At a steady pace, alongside earning a bachelor’s degree in aeronautics, I had earned the qualifications necessary to fly with sole reference to instrumentation (IFR) as well as multi-engine and other complex propeller aircraft endorsements. After the FAA signed off on my commercial pilot certificate, allowing me to fly for hire, I quickly pursued and earned a flight instructor rating. Teaching others to fly is a rewarding experience (with modest pay) and it’s the most common way aspiring professional pilots accrue the bulk of their flight hours necessary to interview for an airline or corporate flying job. After instructing for a year, I had built 1,000 total flight hours – a common threshold for consideration with the airlines.
My timing was such that a post 9/11 lull in airline pilot hiring had finally passed. A mere month prior to graduating college, I successfully interviewed with a commuter airline to fly a 19-seat turboprop aircraft. After a two-month company and aircraft specific training program, I passed the final flight simulator checkride and was soon flying passengers as a first officer around the northeast U.S. to feed a major airline network.
However, as a testament to the fickleness of the airline industry, signs that my commuter carrier soon would face a period of potential layoffs forced my pursuit of yet another opportunity. This time I landed a first officer position with a regional airline, flying a 50-seat regional jet. At that time, prior to the mandatory airline pilot retirement age changing from age 60 to 65, major airlines were feverishly hiring pilots from both commuter and regional carriers in anticipation of massive retirements. My rapidly growing company seniority propelled me into captain training within a few years. Earning the coveted captain position allowed me to accrue valuable flight hours as a pilot in command, as well as a much needed salary increase. With my eye on capturing the attention of a major airline, in an effort to further boost my qualifications, I became a company check airman. In this role, I was responsible for grooming new first officers and captains as they transitioned from flight simulators into the actual aircraft.
With ten years of airline experience and after weathering a lull in hiring due to a battered economy and a rising retirement age, my application was finally recognized by a major airline. After yet another interview and training regiment, I’ve since been thoroughly enjoying the fruits of my labor as a Boeing 737 first officer. And therein lies the caveat I mentioned earlier. One does not normally carry with them, from one airline to another, their former captain position. It’s the way it works in a seniority driven career, but in time, the captain seat will once again call my name.
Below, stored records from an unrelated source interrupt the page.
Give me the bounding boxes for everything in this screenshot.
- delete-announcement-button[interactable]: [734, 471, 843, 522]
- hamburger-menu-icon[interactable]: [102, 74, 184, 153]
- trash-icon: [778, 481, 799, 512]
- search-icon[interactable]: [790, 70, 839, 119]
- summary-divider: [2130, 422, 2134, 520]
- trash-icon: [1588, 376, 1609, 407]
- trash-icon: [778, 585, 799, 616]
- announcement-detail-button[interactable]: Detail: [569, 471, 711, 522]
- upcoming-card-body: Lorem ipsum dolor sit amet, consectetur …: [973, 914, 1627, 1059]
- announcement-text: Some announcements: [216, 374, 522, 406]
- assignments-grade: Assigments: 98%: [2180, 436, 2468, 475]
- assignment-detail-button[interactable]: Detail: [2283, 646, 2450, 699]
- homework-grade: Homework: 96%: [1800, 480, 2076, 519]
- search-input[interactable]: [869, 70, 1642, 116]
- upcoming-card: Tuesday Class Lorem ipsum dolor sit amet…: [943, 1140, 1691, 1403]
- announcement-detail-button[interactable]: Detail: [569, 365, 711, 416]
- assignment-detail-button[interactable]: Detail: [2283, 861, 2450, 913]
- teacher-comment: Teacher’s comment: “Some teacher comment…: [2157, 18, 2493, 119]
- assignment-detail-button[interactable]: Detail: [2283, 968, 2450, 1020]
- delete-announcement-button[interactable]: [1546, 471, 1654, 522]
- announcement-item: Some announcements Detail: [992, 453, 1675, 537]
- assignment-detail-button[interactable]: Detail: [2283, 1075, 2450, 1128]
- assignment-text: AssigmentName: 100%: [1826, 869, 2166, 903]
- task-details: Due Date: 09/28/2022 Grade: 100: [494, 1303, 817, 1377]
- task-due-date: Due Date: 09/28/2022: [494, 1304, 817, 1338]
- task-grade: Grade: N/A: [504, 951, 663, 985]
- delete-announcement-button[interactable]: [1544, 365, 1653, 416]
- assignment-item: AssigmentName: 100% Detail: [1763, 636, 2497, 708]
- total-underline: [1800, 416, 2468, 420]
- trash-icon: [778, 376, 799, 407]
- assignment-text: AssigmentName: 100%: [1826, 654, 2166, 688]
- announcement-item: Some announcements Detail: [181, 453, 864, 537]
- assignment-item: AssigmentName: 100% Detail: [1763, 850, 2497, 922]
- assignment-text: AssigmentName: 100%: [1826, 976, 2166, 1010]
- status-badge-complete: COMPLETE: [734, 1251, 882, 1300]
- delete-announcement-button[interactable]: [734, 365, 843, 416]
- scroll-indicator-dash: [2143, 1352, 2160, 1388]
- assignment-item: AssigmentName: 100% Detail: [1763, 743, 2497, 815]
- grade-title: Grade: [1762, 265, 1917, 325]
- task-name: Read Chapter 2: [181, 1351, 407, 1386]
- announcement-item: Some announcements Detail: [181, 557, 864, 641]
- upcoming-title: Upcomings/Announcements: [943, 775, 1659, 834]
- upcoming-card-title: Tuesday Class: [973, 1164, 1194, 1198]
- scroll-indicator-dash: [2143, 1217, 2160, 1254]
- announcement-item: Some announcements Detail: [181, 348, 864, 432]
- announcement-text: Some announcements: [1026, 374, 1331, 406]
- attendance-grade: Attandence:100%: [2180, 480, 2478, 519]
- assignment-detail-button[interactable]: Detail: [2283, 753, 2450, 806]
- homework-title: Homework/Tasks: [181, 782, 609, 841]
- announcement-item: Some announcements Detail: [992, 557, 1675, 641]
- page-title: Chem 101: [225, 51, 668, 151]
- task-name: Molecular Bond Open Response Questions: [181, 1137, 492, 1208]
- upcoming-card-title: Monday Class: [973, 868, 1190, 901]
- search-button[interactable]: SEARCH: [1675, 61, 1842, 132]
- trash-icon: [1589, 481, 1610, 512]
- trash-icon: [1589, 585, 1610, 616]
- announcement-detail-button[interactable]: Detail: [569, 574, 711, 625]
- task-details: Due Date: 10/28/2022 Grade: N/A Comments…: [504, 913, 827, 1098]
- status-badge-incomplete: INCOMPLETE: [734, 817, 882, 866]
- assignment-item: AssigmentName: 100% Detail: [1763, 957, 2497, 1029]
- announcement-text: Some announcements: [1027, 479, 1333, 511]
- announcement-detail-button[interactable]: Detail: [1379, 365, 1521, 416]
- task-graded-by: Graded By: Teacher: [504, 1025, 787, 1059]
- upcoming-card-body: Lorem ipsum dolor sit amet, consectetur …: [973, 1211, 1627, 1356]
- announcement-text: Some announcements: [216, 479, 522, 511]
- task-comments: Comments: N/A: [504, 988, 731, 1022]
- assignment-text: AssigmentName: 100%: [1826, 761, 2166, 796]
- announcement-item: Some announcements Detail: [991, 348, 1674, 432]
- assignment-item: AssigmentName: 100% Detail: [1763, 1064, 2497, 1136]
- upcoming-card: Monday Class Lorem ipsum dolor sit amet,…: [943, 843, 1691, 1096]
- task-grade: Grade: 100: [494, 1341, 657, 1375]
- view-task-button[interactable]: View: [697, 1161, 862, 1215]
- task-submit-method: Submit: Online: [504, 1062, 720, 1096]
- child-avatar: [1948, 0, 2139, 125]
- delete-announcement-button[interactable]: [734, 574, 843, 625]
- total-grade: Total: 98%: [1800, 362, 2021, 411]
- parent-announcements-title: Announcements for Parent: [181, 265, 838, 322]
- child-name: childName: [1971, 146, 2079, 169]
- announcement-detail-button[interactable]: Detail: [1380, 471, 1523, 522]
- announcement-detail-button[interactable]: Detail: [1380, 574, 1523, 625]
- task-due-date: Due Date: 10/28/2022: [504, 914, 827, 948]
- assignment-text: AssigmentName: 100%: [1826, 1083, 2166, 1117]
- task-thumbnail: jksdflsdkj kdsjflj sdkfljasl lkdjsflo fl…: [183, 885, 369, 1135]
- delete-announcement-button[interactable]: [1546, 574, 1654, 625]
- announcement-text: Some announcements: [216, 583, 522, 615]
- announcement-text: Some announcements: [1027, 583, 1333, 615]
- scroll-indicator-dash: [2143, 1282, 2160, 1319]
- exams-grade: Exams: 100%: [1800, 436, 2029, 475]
The journey I’ve walked you through is typical, but there are pilots who’ve certainly traveled different roads; some smooth and others filled with potholes. Timing is the key element that we all cling onto – it’s the driving force that can make or break job security and quality of life. In a business slave to cyclical times of prosperity and downturn, calling a successful career outcome can only occur the day a pilot retires. For me, knock on wood, so far so good!